Alguien me ha preguntado hoy cómo comenzó mi amor por los libros. Lo he mirado en silencio, le he dado un sorbo a mi café y de pronto me he escapado volando. La huida ha sido de segundos, lo que he tardado en volver a la infancia. La verdad es que se me ha escapado una sonrisa. Ahí estaba yo, toda ojos y coletas –qué pasión ponía mi madre en el peine y cuánto gritaba yo de dolor con los tirones de pelo- entrando en las habitaciones sagradas de mis hermanos mayores. De este modo leí las novelitas de amor de mis hermanas, donde lo más lujurioso que ocurría era un beso de amor sin lengua, o un roce de rodillas o de dedos. Uy, pensaba yo, qué ardiente, y toda yo sufría una descarga eléctrica. Pero pronto el amor se me hizo aburridísimo con todos esos lamentos y suspiros y busqué otros mundos en otros cuartos. En el de mi padre encontré a los indios navajos subidos a lomos de sus caballos, recortadas sus figuras en lo alto de un cañón. Me perdí entre esos paisajes coloreados de sangre y me fascinaron las estampidas de bisontes en las praderas. Cómo me gustaban las descripciones de Marcial Lafuente.  El forastero recién llegado siempre media ocho pies, tenía la mirada acerada y escupía de forma certera en un cubo de metal bajo la mirada lujuriosa de la tabernera, que siempre lucia un lunar en el pecho y casi siempre se llamaba Daissy. No hace mucho, en el mercat de Sant Antoni, vi una novelita suya y hojeándola casi me muero del susto de lo mal narrada que estaba. Pero donde hallé el mayor tesoro fue en el cuarto de mi hermano, unos años después, cuando ya no llevaba coletas y me restregaba el pecho plano con cebollas para que me brotaran esas tetas que se negaban a salir. Sí. Allí, en ese cuarto minimalista donde los tesoros más grandes estaban a la vista –su tocadiscos y sus libros-, encontré La metamorfosis, de Kafka. Las primeras palabras me hicieron salivar y le pedí permiso para leerlo. No lo estropees, me dijo con su aire de sabio despistado, y no se te ocurra doblar las páginas. A mi hermano la literatura le corría por la sangre veloz e imparable ya por aquellos tiempos. Casi tres años mayor que yo ya llevaba a sus espaldas mucha literatura rusa, ya andaba medio hermanado con Poe y alguna fiesta se había corrido con Hemingway, allá en París. Después de Kafka llegó Tolstoi, Poe, Unamuno, Baroja, Garcia Marquez y... Saramago.
Así, de este modo y no de otro, fue como las letras entraron en mis venas y se han quedado a vivir dentro de mi.

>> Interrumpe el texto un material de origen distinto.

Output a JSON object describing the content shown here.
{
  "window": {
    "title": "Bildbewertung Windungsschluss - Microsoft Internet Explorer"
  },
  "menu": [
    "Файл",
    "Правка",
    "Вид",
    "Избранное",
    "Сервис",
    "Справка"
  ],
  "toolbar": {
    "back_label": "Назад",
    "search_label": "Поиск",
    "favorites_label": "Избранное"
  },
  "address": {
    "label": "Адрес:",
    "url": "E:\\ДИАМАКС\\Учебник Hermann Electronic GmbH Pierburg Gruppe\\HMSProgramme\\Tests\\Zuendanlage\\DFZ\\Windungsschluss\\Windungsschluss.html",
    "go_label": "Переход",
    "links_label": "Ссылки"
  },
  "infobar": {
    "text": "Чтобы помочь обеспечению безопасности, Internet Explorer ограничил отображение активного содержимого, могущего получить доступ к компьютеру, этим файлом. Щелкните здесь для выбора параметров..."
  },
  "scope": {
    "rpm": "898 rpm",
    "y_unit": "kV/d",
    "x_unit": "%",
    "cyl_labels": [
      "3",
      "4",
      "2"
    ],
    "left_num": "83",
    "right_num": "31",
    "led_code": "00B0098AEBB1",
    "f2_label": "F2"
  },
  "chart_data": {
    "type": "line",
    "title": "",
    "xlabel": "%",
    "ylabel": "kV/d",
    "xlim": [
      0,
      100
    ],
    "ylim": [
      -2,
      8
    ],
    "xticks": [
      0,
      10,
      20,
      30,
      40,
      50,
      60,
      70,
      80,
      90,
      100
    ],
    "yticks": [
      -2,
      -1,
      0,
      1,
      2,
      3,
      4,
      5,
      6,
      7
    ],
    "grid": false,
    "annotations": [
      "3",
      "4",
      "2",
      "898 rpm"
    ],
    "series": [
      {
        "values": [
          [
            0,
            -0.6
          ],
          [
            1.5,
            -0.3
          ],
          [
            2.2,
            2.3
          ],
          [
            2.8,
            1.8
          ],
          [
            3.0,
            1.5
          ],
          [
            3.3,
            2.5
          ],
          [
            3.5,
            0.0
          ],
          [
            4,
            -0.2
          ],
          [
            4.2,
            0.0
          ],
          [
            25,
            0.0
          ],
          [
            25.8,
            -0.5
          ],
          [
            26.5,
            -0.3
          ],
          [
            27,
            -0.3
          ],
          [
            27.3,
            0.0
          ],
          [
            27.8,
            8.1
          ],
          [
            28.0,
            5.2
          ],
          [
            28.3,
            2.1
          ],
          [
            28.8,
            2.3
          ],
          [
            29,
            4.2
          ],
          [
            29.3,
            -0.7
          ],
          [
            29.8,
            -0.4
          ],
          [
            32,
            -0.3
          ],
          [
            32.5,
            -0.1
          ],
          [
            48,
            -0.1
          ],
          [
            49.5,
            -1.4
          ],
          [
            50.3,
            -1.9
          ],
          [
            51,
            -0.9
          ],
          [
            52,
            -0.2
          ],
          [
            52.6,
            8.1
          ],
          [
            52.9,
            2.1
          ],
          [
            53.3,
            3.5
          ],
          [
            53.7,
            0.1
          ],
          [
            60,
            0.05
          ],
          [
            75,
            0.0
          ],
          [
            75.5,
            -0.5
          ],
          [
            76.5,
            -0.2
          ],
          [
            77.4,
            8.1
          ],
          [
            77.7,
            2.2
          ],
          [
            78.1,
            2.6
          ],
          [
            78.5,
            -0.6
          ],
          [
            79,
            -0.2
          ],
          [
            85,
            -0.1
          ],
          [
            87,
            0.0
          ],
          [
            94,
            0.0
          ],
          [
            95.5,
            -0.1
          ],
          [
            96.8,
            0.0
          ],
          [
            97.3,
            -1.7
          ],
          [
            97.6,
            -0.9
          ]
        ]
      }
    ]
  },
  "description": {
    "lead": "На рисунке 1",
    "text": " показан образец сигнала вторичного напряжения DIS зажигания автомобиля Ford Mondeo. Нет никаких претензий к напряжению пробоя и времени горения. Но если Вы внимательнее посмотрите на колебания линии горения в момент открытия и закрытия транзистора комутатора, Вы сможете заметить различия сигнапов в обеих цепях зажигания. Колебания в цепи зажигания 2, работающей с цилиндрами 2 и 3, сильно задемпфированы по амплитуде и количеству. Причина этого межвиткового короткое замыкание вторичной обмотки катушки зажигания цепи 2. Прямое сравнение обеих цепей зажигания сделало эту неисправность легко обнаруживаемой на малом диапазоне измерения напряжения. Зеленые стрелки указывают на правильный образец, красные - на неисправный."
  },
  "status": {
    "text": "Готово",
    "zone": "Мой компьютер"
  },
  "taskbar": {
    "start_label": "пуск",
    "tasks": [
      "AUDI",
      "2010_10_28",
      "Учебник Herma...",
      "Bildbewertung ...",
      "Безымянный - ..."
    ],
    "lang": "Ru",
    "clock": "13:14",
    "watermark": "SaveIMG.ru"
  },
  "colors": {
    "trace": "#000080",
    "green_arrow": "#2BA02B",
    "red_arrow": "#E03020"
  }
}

Lo de las cebollas ya os lo cuento otro dia.




lunes, 23 de octubre de 2017

Se ha quedado un dia precioso

Me levanto. Hace frío. Busco las zapatillas y no las encuentro. Da igual. Pongo el café y me acuerdo de que no me he peinado. Tampoco me he lavado la cara. Me asomo y el dia está muy negro. Con el café humeante me siento y pongo la tele. Hay una virgen. No se mueve. De pronto recuerdo una foto de Joan Crawford.  Es por los ojos,  que son grandes y miran hacia arriba. Padre nuestro que estás en el cielo, venga a nosotros tu reino. Y más. Recuerdo que casi no recuerdo esa oración. Cambio de canal. Otra virgen. Dios te salve Maria, llena eres de gracia, el señor es contigo. Que imagen tan bonita. Yo era creyente, cuando era niña. Las campanas redoblan y se ha despejado el cielo de un modo milagroso. Vuelvo a la tele y cambio a otro canal. Ovejas.  Un pastor. Me conmueve su forma de dirigirlas. Pobrecillas, que no saben lo que hacen. Las campanas me llaman. Dicen mi nombre y también dicen otros nombres, nombres nuevos, nombres esquivos. Sin peinarme y descalza salgo a la calle. Hay mucha gente, gente despeinada, también descalza. Dicen que, como yo, han visto una virgen en su tele. Antes esa virgen no estaba. Una cara pregunta si alguien tiene un libro de esos donde están los rezos. Se ha quedado un dia precioso.